I’ve just upgraded to 4-0-8. On CentOS there was a single LUKS password prompt during boot. Now on SUSE, it prompts per disk. I only have two encrypted disks, but I expect this:
would become a dealbreaking annoyance if you have say, a five-disk RAID.
I expect pretty much all use-cases are like ours in having the same password for all disks. This is assumed in Ubuntu too:
decrypt_keyctl script provides the same password to multiple encrypted LUKS targets, saving you from typing it multiple times
decrypt_keyctl is part of the cryptsetup package. Cryptsetup is also installed in Leap & CentOS, although without decrypt_keyctl.
- We imported our disks from our old CentOS install. Does this multiple-password prompting also happen when you luks-encrypt during Rockstor install?

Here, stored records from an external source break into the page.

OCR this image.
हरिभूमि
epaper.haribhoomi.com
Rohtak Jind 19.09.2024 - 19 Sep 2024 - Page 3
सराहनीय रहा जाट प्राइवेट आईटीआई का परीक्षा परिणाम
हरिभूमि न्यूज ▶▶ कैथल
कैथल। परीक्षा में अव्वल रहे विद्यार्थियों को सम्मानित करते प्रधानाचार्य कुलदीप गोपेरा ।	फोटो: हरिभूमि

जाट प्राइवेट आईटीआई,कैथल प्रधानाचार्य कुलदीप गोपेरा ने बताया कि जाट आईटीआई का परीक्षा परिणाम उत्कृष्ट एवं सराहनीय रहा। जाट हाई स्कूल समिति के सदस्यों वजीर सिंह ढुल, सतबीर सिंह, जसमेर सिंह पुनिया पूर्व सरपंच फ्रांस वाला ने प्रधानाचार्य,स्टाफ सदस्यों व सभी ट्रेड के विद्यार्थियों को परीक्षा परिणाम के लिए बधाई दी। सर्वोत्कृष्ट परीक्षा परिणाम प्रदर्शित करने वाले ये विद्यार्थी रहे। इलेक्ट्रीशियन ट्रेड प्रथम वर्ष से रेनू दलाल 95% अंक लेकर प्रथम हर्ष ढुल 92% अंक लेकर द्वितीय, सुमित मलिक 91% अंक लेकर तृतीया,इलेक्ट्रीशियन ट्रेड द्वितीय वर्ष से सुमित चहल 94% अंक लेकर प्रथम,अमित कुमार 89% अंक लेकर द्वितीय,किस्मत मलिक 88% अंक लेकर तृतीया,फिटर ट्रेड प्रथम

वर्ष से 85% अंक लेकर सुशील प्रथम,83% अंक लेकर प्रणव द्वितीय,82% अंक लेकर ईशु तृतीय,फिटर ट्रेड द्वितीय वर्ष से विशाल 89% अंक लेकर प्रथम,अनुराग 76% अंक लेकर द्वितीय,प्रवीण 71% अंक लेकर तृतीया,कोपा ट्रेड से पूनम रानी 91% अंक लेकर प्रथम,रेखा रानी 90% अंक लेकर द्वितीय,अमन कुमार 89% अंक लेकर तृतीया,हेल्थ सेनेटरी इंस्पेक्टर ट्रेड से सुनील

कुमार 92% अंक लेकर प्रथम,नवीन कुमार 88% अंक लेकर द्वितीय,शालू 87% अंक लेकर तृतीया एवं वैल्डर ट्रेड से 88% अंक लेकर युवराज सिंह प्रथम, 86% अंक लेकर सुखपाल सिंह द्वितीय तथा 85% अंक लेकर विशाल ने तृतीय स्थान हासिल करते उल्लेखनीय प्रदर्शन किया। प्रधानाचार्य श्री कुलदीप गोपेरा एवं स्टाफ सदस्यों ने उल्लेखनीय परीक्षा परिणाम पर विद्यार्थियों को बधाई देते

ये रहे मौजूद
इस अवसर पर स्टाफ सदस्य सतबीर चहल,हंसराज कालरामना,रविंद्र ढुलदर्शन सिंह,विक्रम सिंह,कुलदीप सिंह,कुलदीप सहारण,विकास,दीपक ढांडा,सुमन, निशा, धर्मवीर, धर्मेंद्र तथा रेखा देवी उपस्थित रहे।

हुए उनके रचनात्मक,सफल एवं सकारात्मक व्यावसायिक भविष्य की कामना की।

- Has anyone figured how to configure cryptsetup for single-password decryption in openSUSE? I’d be interested to know the contents of /etc/crypttab if someone out there has luks-encrypted disks in Centos. Seems CentOS defaults just work without further config. So it must be using some way of avoiding duplicate passwords that does not involve decrypt_keyctl. In Ubuntu, you just type keyscript=decrypt_keyctl for each disk in crypttab.
BTW, I need theft-protection, so storing a keyfile on the OS disk is not an option. Also you lose access to all data if OS disk becomes corrupted. IMO keyfile is not a sensible default LUKS option in Rockstor, but this is another topic.